State-linked hackers from India and China separately targeted Pakistan’s law enforcement networks over two years, according to cybersecurity firm SentinelOne. The campaigns, identified between February 2024 and April 2026, primarily focused on the Balochistan Police, which oversees security in Pakistan’s largest province.
Cyberattacks on Pakistani Law Enforcement
Researchers found malware planted in a public portal used by citizens to file complaints against police. The attacks extended to three other agencies: Khyber Pakhtunkhwa Police, Islamabad Police, and the Punjab Safe Cities Authority. Khyber Pakhtunkhwa police stated that no core systems were compromised, emphasizing that security remains a top priority.
Balochistan has long faced separatist insurgencies tied to political marginalization, resource disputes, and alleged human rights abuses by the Pakistani government. The region’s instability, coupled with tensions between Pakistan and Afghanistan, may explain the foreign interest in its law enforcement data.

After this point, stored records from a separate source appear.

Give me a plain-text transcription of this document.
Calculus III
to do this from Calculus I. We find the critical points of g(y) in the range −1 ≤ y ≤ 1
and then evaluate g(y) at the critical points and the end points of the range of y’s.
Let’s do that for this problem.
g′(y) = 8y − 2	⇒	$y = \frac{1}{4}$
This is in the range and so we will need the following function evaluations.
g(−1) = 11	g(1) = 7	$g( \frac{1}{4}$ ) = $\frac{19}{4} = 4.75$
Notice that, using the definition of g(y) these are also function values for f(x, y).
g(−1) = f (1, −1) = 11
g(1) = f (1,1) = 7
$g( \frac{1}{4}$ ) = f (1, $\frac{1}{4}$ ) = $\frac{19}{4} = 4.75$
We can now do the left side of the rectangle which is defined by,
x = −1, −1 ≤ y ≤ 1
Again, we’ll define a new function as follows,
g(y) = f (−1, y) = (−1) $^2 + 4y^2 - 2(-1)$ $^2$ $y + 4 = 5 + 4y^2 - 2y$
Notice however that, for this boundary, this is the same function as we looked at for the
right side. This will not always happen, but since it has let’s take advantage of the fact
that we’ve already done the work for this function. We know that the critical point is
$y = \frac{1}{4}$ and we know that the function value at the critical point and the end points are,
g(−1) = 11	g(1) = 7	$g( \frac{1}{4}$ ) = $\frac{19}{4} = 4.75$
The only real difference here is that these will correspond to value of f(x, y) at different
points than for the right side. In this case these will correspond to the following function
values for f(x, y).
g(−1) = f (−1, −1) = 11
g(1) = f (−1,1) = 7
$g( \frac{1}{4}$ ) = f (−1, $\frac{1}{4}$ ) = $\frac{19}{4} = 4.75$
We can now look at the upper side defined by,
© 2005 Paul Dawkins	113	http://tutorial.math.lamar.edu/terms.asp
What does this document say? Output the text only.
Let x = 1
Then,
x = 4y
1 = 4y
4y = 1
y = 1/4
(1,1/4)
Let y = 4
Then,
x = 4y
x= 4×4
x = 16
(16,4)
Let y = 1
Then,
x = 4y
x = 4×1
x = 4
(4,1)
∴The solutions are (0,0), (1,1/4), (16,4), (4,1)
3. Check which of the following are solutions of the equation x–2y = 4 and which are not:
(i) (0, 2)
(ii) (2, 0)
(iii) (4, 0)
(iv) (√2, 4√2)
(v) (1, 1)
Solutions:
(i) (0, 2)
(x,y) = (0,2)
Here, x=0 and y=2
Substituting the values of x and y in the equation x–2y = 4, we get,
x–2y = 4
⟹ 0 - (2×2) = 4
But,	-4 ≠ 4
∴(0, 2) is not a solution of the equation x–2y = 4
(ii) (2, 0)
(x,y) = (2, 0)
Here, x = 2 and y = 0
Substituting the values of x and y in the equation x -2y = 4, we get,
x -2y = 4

Motives Behind the Espionage
Aleksandar Milenkoski, a principal threat researcher at SentinelOne, noted that the convergence of multiple cyberespionage actors targeting a single state’s law enforcement signals the value of such institutions. These agencies hold critical internal security intelligence, including threats within a country’s borders and its response strategies.
China’s interest likely stems from the safety of its nationals working in Pakistan, while groups linked to India may be driven by tensions with Islamabad, particularly after the 2025 Pahalgam terror attack. Beijing has denied involvement, stating it opposes all forms of cyberattacks and does not permit such activities within its territory.